The AI here enables researchers to search among millions of potential compounds, increasing the probability of finding functional materials from approximately 1 in 100,000 using traditional methods to 1 in 100 with AI assistance. This capability acceleration supports Sumitomo Chemical’s development of advanced materials for semiconductor applications, energy storage systems, and sustainable chemical products.
Smart Manufacturing and IoT Implementation
Sumitomo Chemical’s smart manufacturing initiatives represent a comprehensive integration of IoT technologies, AI-driven analytics, and automated systems across production facilities. The company’s IoT strategy, initially launched in Singapore in 2016 with support from the Singapore Economic Development Board, has expanded to encompass predictive maintenance, real-time production optimization, and automated quality control systems.
The implementation includes comprehensive sensor networks throughout production facilities, enabling real-time monitoring of equipment performance, environmental conditions, and product quality parameters. AI algorithms analyze this continuous data stream to identify patterns indicative of potential equipment failures, quality issues, or process optimization opportunities, enabling proactive rather than reactive manufacturing management.
“Much of this is still a work in progress,” said Eimers, detailing how data limitations hampered a digital twin deployment, and the need for ever more sensors to be deployed. “It’s not easy to put AI in your production line. You need first to deploy all of the sensors, collect the data, and build a data warehouse before you can get much value out of it,” he said.
Global Supply Chain Digitization, Predictive Maintenance, and Equipment Optimization
Sumitomo Chemical has implemented comprehensive digital technologies throughout its global supply chain operations, creating real-time visibility and optimization capabilities across manufacturing, distribution, and customer fulfillment processes.
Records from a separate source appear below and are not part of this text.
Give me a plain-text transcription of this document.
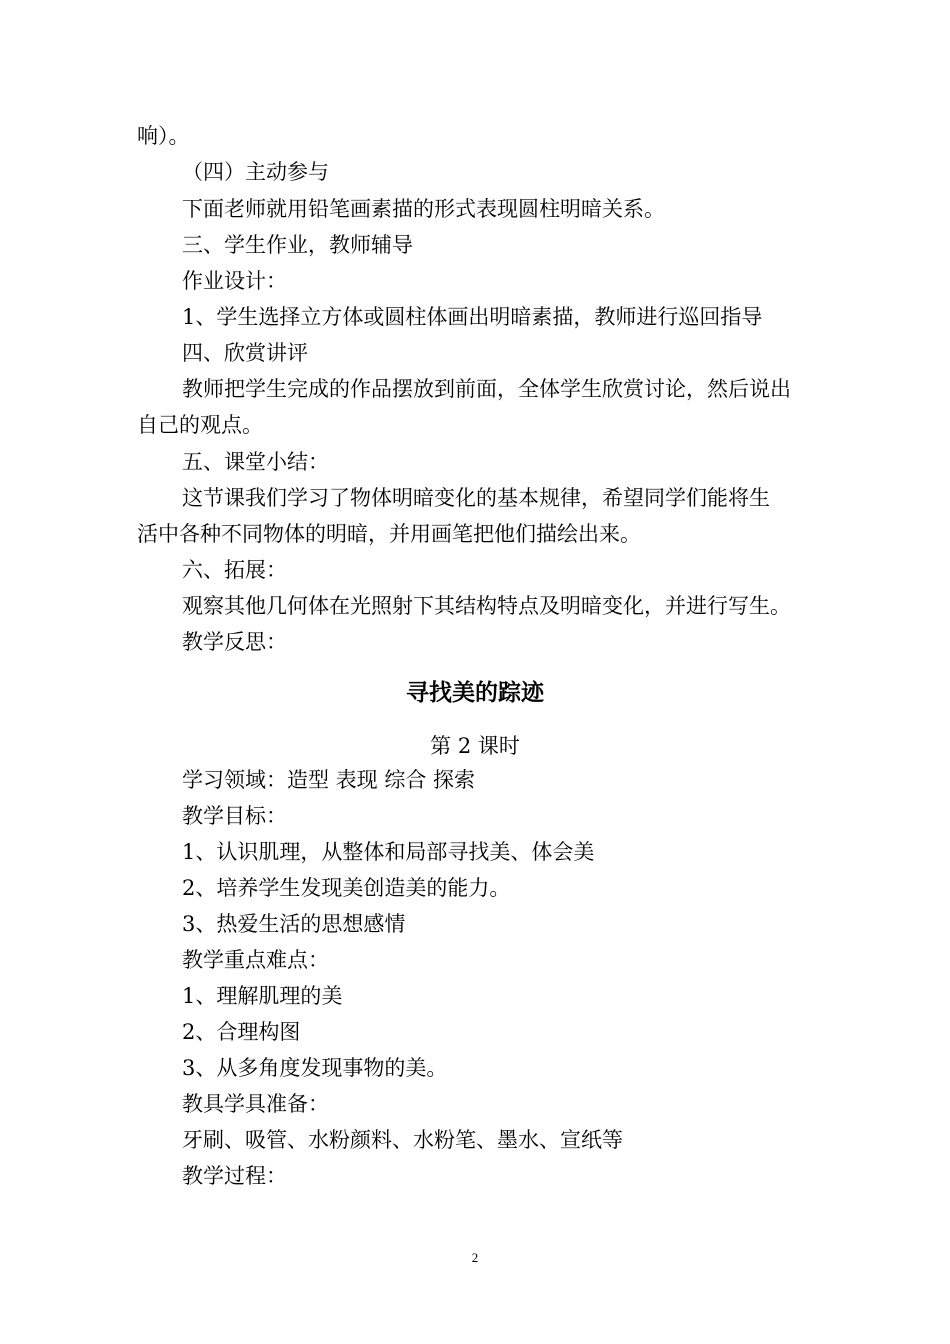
响）。
（四）主动参与
下面老师就用铅笔画素描的形式表现圆柱明暗关系。
三、学生作业，教师辅导
作业设计：
1、学生选择立方体或圆柱体画出明暗素描，教师进行巡回指导
四、欣赏讲评
教师把学生完成的作品摆放到前面，全体学生欣赏讨论，然后说出
自己的观点。
五、课堂小结：
这节课我们学习了物体明暗变化的基本规律，希望同学们能将生
活中各种不同物体的明暗，并用画笔把他们描绘出来。
六、拓展：
观察其他几何体在光照射下其结构特点及明暗变化，并进行写生。
教学反思：
寻找美的踪迹
第 2 课时
学习领域：造型 表现 综合 探索
教学目标：
1、认识肌理，从整体和局部寻找美、体会美
2、培养学生发现美创造美的能力。
3、热爱生活的思想感情
教学重点难点：
1、理解肌理的美
2、合理构图
3、从多角度发现事物的美。
教具学具准备：
牙刷、吸管、水粉颜料、水粉笔、墨水、宣纸等
教学过程：
2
The system integrates production planning, inventory management, and logistics coordination through AI-driven analytics that adapt to demand fluctuations and supply chain disruptions.
Advanced demand forecasting capabilities utilize machine learning algorithms to analyze market trends, customer behavior patterns, and external factors that influence product demand. This predictive capability enables more accurate production planning and inventory optimization, reducing costs while improving customer service levels.
Advanced predictive maintenance capabilities represent a significant area of technological advancement for Sumitomo Chemical. “We are very aggressive on Industry 4.0. We are not fully there yet, but we are on the road to getting there.
The company has implemented AI-driven systems that analyze equipment data, including vibration patterns, temperature fluctuations, oil analysis results, and operational parameters to predict potential failures before they occur.
Sumitomo Chemical’s digital transformation investments have contributed significantly to the company’s financial recovery and growth trajectory. The company’s strategic focus on
digital transformation has supported improvements across key financial metrics, with return on invested capital reaching 2.2% in fiscal 2024 and targeted to reach 6% by fiscal 2027 under the current business plan. These improvements reflect both operational efficiency gains from digital technologies and revenue growth from digitally enabled new business models.
Today, Sumitomo Chemical of Americas continues to expand its use of agentic AI, exploring new applications in supply chain forecasting and production line optimization. The journey is ongoing, but the company’s experience demonstrates the power of a thoughtful, data-driven
approach to deploying advanced AI technologies. “We have big plans to continue driving these types of efforts forward and improve from the gains already made,” Eimers said.